As shown in graphs 900 and 950, the entire distribution shifted to larger T2 relaxation times without changing the shape of the curve too much. That means, with the help of relaxation correction factors, the surface relaxation rate is effectively controlled and now the NMR T2 responses could better reflect pore sizes. Even though the relaxation correction factors provide a good manner to control the surface relaxation rate, method 300 is not easy for practical applications since it requires decomposing the connected porous structure into disconnected pore bodies whenever a new digital rock is provided. By analyzing the calculated relaxation correction factors in terms of surface roughness coefficients, it was found that all the data points cluster together, which means a single upscaled coefficient can be sufficient to represent the overall effect.
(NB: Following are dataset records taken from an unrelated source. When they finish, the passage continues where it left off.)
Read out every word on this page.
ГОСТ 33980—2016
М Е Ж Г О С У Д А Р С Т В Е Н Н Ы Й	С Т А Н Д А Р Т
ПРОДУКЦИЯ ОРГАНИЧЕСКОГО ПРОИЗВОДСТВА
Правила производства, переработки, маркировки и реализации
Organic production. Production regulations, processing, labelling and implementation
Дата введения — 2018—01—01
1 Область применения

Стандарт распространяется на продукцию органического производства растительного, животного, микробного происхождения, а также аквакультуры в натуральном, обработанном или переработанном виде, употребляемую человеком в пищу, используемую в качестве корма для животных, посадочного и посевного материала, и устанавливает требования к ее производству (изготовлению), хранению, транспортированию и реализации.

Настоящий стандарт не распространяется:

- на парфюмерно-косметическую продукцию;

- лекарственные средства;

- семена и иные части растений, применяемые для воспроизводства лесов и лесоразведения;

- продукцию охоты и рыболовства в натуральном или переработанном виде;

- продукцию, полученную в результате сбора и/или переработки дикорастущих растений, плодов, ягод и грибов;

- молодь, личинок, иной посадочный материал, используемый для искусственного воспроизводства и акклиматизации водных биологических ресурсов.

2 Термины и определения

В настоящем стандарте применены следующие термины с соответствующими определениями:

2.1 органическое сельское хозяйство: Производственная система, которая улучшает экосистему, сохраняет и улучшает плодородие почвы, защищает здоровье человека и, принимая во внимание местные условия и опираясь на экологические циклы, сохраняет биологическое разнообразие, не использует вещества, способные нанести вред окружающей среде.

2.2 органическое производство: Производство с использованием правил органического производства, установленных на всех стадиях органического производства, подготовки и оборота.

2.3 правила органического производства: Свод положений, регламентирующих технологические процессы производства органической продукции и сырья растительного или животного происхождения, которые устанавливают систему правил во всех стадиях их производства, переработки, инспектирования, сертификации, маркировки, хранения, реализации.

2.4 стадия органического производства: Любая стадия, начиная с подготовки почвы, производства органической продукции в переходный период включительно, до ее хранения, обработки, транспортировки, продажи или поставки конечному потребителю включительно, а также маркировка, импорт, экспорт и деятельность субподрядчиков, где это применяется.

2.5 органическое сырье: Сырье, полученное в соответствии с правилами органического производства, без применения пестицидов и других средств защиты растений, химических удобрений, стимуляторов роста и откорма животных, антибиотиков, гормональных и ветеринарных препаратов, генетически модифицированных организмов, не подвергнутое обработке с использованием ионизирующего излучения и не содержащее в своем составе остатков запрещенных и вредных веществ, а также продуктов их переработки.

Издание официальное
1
In some aspects, a centroid of the point cloud is calculated, giving the upscaled relaxation correction factor equal to 0.66. Instead of using the complex distribution of relaxation correction factors as shown in FIGS. 8A and 8B, all the relaxation correction factors can be set to 0.66. The new T2 curve 910 overlaps with the curve 906 for the first sample. For the second sample, the peak T2 value (in curve 960) remains unchanged, but the shape of T2 curve 960 has some slight change compared to the curve 956. Overall, the numerical results demonstrate that it is technologically feasible to use one or multiple upscaled coefficients to represent the overall effect a full distribution of relaxation correction factors. This can make the processes described in the present disclosure, with a proposed GPU-accelerated NMR simulator, easier for practical applications.

As noted, method 300 (and other processes according to the present disclosure) can be implemented with a GPU-accelerated NMR simulator. An advantage of utilizing a GPU-accelerated NMR simulator includes, in some examples, a significant acceleration of a random walk simulation. This can be advantageous to scale up the NMR simulation with high-resolution digital rock models. For example, a high-resolution digital rock may have 1000×1000×1000 voxels, with a resolution of 2 to 3 μm. If the porosity of the rock is 30% and the maximal number of walkers is 10% of the number of pore voxels, there can be 30 million walkers. Such an NMR simulation could be time-consuming and computing-resource consuming, thereby making the example GPU-accelerated NMR simulator desirable.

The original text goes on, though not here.